While 93% of office workers admit to insecure IT practices, we can’t blame ignorance: It turns out that tech-savvy users are actually the worst offenders.
According to Intermedia’s 2015 Insider Risk Report, which catalogued the online security habits of more than 2,000 employees in the US and UK, most office workers engage in some form of unsafe online habits that could jeopardize their employer or their customers. But, the very people who have the greatest access to company data and are tasked with keeping the company secure—IT personnel—are much more likely to engage in risky behaviors than the average employee.
“It’s nearly always that technical people are the worst offenders,” said Richard Walters, vice president of identity and access management at Intermedia. “They know how to get around various controls that an IT team will put in place. It’s sometimes done with the best intent, but nevertheless with a complete lack of consideration for the risk or security implications.”
A third (32%) of IT professionals have given out their login or password credentials to other employees (compared to 19% across all respondents), while 28% of IT pros said they accessed systems belonging to previous employers after they left the job (compared to only 13% among all respondents).
“I’m particularly worried about ex-employee access,” said Felix Yanko, president of ServNet, in the report. “What kind of access do employees walk away with when they leave? If they go to a competitor, what kind of damage can they do? People usually delete stuff when they leave, which is bad enough—but it’s really bad when they can come back a few months later and wreak havoc. Especially if it’s IT people with that access. That bothers me the most.”
Worse, almost a third (31%) of IT pros said they would take data from their company if it would positively benefit them—nearly three times the rate of general business professionals.
These kinds of practices create risks that include lost data, regulatory compliance failures, data breaches, e-discovery complications, ex-employee access, and even out-and-out sabotage by a disgruntled current or former employee.
Intermedia’s report also includes data about security habits across age group, company size and job tenure. It turns out that Millennials are most likely to breach the personal and professional computing divide. Common activities include installing apps without company approval, saving company files to personal cloud storage, or engaging in other risky shadow IT practices.

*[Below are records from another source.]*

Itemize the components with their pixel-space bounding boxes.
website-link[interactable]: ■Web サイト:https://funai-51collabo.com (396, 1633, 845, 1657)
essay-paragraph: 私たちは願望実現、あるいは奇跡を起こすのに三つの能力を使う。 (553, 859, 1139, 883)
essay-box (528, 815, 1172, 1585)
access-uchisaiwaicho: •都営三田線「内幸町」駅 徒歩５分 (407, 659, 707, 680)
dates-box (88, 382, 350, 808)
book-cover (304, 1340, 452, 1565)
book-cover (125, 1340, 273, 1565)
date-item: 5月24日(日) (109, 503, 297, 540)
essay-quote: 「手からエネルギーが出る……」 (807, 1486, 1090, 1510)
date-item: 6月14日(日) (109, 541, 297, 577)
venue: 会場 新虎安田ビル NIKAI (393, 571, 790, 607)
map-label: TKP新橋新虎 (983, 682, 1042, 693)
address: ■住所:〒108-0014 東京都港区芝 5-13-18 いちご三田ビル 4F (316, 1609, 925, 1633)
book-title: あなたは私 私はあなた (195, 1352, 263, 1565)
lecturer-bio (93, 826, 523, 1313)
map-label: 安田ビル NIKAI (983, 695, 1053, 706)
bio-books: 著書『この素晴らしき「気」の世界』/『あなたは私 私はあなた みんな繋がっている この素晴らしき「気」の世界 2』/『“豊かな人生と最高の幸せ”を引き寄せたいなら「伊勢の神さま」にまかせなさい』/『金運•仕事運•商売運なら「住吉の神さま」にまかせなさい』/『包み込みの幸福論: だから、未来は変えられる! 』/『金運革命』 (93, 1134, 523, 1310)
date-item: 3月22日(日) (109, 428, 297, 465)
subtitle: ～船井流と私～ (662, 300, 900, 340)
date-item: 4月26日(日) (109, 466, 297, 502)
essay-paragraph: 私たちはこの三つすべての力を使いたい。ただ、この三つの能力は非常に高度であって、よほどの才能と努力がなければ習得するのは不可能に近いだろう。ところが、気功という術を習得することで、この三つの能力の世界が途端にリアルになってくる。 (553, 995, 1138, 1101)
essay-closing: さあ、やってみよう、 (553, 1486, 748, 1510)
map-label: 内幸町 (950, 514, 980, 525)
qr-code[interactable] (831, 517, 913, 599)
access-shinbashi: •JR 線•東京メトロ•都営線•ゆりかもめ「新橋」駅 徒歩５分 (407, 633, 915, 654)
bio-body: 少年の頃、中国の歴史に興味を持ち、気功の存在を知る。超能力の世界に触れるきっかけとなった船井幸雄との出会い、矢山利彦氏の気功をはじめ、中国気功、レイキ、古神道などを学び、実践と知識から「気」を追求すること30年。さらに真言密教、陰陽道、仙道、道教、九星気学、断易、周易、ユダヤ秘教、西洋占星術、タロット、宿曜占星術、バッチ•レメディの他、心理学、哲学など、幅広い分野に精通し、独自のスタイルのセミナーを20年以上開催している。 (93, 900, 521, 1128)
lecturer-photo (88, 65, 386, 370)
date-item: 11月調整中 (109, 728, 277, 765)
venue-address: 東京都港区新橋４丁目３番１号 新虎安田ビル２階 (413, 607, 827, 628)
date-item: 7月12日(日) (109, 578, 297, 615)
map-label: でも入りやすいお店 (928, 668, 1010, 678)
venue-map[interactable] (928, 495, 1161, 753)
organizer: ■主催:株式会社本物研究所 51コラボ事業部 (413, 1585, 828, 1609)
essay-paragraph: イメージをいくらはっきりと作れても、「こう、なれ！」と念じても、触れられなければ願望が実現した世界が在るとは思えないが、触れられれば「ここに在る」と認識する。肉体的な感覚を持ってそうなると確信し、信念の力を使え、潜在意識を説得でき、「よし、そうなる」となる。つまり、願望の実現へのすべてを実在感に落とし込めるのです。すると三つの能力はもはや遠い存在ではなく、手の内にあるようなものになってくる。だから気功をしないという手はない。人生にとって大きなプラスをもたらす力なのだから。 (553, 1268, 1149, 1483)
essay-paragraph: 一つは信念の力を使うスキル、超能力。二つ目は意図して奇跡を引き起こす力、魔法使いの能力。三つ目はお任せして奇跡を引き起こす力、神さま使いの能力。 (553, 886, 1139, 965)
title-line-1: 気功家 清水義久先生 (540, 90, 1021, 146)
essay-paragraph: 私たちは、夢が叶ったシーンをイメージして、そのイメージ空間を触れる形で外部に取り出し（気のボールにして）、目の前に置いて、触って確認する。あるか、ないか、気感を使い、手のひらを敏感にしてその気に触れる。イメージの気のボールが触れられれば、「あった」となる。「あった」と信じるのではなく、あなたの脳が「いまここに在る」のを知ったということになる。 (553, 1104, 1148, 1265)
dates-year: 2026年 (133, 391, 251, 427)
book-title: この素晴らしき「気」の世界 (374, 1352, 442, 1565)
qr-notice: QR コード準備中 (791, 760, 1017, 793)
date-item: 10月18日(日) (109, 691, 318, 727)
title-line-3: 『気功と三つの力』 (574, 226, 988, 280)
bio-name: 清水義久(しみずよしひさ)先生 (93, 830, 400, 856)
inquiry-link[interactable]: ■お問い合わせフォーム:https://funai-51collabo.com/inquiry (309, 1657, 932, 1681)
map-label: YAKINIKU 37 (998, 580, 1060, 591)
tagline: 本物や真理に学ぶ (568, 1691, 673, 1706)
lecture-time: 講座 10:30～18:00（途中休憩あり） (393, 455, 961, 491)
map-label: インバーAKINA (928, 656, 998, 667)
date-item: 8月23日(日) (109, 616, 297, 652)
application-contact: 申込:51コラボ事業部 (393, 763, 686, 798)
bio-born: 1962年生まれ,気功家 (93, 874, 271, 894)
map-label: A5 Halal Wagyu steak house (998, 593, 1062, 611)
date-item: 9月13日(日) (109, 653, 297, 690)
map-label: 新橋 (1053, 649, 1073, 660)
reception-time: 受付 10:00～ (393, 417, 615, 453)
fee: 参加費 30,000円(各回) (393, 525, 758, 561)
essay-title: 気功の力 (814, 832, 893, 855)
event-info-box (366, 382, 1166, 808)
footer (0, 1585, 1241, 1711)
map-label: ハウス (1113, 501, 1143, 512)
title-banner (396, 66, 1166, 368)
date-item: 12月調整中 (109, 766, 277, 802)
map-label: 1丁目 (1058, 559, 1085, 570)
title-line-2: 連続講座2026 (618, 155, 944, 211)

By employment duration, long-term employees (7+ years) tend to introduce greater overall security risks.
“Security policies are most effective when employees don’t even have to think about them,” said Jonathan Levine, CTO at Intermedia. “That’s why it’s so important to provide tools that make it easier to follow the rules, like single sign-on portals or enterprise-class file sharing. The simpler it is for employees to be productive using company sanctioned tools, the more likely you are to deter the kinds of practices that put the company at risk.”